HTML spec already has defined poster on the video element, which is used to display an image when video is not able to play. In addition, in last TPAC, Safari expressed their interest in this spec as well. At the time I was presenting this spec, no chrome and edge guys were there so I couldn't know their position. But one of the spec reviewers is from Chrome, at least he didn't express negative or objection during the review process. |
@alastor0325 Specifically, why is there a separate allowed-muted value and not just allowed and disallowed? The media element should have been told if it is audible already, and whether the user would play the media with sound, or play it muted, is not a concern for a web page. And if the user wants to save bandwidth by requesting an inaudible stream only, there should be a dedicated API for doing so. The autoplay policy API seems (for me) to be a wrong solution to the problem. Detecting whether a media can autoplay ahead of time has merits, but I would wish a browser that, for privacy reasons, not tell too specifically about whether a media can autoplay muted. In other words, just return allowed or disallowed. In case a web page trying to guess if the policy is allowed-muted, the browser may pretend it's not (but autoplay everything muted to the user anyway; in other words, lie on the policy details). |
Yes, this issue is for discussing the fingerprinting possibility, feel free to leave your suggestion there as well. Only providing |
@alastor0325 Unfortunately in the issue you referenced, you only discussed about the
it seems to me like a wrong tool for the job (the web browser can play the audible media muted, without any additional work of web developers). And for the use case of livestream media where this autoplay API might benefit, as I mentioned in a previous comment, it would be better to just have the browser request a "no-audio" stream (as a dedicated request API), similar to how a video resolution change request can be done, and there would be no need to expose the client side setting (the autoplay policy) right away. |
I don't think that is strictly true. |
Sorry I don't agree this. Currently it did require extra work to allow muted media to autoplay depending on what kind of blocking autoplay mechanism a user agent is using.
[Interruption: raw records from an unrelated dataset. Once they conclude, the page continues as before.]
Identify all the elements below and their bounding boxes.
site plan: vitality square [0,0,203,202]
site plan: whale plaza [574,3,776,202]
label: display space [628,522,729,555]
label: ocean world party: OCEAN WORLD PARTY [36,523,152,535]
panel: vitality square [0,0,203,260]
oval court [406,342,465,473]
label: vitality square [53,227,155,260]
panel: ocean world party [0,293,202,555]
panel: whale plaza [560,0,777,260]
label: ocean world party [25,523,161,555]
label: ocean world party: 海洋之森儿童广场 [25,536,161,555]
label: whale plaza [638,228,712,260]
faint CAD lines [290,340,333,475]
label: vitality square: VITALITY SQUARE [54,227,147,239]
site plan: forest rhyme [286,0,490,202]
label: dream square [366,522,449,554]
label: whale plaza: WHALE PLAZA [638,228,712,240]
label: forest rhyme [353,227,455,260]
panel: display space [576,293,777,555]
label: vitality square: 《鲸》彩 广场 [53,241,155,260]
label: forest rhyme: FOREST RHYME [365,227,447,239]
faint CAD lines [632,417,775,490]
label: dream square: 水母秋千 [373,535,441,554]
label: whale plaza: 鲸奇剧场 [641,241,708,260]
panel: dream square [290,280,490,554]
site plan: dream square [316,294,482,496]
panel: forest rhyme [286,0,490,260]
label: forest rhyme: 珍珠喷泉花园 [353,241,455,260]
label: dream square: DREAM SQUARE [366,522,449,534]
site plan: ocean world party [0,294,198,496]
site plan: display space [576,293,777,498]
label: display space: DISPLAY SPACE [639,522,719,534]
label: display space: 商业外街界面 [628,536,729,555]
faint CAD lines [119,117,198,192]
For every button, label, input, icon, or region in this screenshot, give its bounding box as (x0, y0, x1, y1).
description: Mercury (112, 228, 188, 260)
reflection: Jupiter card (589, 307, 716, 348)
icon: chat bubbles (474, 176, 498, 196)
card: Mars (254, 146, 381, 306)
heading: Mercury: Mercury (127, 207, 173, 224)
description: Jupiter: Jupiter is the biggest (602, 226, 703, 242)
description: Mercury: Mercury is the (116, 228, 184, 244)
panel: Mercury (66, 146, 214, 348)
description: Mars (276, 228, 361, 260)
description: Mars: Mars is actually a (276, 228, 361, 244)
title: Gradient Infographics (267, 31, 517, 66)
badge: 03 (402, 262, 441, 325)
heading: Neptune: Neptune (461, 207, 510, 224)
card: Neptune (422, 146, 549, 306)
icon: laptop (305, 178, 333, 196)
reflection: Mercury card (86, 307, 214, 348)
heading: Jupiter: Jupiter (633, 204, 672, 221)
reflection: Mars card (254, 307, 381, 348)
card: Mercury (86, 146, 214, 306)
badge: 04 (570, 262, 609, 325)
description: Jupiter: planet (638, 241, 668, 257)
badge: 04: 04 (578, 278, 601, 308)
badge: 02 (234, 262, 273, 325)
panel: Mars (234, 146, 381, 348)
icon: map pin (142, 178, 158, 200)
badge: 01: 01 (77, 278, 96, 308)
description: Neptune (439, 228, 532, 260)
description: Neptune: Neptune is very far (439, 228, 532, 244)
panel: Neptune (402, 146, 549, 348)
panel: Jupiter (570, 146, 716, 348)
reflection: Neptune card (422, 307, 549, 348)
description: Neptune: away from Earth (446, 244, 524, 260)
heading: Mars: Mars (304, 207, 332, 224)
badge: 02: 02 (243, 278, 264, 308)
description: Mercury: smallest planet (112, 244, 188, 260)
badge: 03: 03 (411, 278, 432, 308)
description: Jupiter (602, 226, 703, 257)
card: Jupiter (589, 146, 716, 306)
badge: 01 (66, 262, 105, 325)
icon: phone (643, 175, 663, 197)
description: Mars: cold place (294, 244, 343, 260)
I don't think browser should do any request to server, this is completely different from the scenario of changing the video resolution. Those are all website's implementation, not API level design.
I don't understand your point. Handling rejected promise is independent with this API and why we need to put them together to discuss? In addition, another benefit of this API is also allowing website to understand if they can play autoplay media before they actually create a real instance, which was a request we received from web developers during the spawning process of this API. |
In addition, for finger printing discussion, feel free to discuss that in the spec issue or this Firefox issue. Thanks. |
We should still record our position and add a dashboard entry. |
Proposed position: positive |
Tagged. I initially had concerns about the API being synchronous, but it seems like information like that needs to be available synchronously anyway. I think that we can avoid a dashboard entry for this. Though it is a spec in its own right, it's a trivial one. |
Request for Mozilla Position on an Emerging Web Specification
Other information
This is a new API which allows websites to detect whether they are allowed to play autoplay media. We would like to be the first browser starting implementing this. We already have a similar experimental feature before.